Again this goes into the,
I-cannot-forget-this-because-i-rarely-use-it-but-will-need-it-eventually... if
you need to execute tcpdump for a limited amount of time it's very easy with the
combination of two switches: "-G" and "-W". Basically you tell tcpdump to run
for a certain number of seconds, and when it's done rotating a max # of files,
exit gracefully.
$ sudo tcpdump -w foo
-i eth0 -n -G 60 -W 1
Will exit tcpdump after 60 seconds.
$ sudo tcpdump -w
foo.%s -n -i eth0 -G 5 -W 3
This will create three files of five seconds a piece then exist gracefully. Each
file will have the suffix of epoch.
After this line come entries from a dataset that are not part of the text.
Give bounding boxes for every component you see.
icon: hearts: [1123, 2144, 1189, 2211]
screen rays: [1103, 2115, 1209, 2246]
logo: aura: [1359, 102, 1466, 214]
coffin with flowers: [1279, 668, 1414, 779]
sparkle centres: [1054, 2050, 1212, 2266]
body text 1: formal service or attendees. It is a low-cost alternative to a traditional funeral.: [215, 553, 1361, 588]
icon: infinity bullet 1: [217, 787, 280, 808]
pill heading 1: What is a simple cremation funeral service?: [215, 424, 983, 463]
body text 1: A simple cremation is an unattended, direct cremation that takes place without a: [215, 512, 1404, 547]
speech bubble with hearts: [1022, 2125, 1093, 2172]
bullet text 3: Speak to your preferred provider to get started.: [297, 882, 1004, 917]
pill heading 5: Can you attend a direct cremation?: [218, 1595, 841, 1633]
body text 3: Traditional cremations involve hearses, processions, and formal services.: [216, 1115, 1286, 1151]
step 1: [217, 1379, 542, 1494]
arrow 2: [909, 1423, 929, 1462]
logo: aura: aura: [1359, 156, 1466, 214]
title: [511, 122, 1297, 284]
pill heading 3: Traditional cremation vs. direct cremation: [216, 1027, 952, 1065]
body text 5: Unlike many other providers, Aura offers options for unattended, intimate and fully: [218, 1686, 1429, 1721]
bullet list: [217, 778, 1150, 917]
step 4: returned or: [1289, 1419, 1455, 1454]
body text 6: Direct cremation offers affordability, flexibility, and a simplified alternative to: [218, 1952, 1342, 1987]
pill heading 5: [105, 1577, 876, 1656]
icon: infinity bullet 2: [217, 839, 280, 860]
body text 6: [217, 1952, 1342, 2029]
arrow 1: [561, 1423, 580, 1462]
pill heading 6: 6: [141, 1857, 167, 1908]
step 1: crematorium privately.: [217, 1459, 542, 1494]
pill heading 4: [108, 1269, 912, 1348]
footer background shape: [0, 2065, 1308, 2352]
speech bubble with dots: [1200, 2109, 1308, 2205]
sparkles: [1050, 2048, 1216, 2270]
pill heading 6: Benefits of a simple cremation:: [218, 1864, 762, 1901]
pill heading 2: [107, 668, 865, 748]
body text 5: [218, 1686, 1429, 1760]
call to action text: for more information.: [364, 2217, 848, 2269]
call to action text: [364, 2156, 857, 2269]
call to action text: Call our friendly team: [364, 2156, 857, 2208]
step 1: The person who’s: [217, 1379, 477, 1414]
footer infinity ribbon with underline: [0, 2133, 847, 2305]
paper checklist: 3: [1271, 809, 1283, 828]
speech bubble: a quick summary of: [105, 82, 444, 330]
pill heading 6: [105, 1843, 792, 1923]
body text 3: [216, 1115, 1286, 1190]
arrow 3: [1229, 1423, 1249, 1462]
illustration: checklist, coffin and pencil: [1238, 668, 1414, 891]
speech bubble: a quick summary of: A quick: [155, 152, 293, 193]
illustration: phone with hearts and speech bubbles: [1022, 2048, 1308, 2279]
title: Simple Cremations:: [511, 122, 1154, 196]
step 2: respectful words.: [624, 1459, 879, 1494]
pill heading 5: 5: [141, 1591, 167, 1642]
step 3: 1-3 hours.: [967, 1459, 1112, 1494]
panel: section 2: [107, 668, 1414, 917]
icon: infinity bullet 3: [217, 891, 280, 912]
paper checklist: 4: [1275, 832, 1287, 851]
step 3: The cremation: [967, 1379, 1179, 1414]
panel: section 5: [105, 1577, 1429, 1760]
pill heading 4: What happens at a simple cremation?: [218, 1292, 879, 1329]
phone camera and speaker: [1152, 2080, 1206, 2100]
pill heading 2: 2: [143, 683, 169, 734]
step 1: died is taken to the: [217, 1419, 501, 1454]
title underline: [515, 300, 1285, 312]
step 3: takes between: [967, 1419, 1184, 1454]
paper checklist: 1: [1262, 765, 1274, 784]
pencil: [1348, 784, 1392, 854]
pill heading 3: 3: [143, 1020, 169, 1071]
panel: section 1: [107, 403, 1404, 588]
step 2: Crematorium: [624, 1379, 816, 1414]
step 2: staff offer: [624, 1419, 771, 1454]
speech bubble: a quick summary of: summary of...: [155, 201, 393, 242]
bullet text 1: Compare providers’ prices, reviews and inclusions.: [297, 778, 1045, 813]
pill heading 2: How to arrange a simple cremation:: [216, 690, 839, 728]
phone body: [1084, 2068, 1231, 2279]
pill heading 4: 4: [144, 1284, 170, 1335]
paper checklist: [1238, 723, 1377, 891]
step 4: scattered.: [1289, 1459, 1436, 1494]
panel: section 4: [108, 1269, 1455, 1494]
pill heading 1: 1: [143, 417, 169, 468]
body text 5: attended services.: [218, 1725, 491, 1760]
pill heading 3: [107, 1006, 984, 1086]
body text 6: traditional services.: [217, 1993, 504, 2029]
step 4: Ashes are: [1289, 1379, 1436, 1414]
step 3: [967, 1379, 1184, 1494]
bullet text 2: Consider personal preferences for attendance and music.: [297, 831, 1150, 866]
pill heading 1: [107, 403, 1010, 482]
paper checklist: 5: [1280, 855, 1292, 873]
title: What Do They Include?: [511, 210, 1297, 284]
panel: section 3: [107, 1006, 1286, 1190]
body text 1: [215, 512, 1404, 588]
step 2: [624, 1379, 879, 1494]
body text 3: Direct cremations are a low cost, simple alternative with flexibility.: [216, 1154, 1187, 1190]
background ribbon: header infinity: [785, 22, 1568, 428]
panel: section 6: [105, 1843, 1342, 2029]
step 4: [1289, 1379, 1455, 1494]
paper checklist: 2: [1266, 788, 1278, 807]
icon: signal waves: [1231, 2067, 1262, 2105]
This is what I am looking for most of the
time though - with varying lengths of times (i.e.: 6 files of 300 seconds)
$ sudo tcpdump -Z root
-w foo.%s -n -i eth0 -G 5 -W 3
"-Z root" is needed because by default before opening a file which is to be
rotated it drop privileges. Not necessary if you have that "%s" because it'll
just create a new file each time, but needed if you have a ring buffer. (Use the
-C option).
And lastly some versions of tcpdump don't capture the entire packet by default.
You sometimes need to tack on "-s 65535" to see the full packet.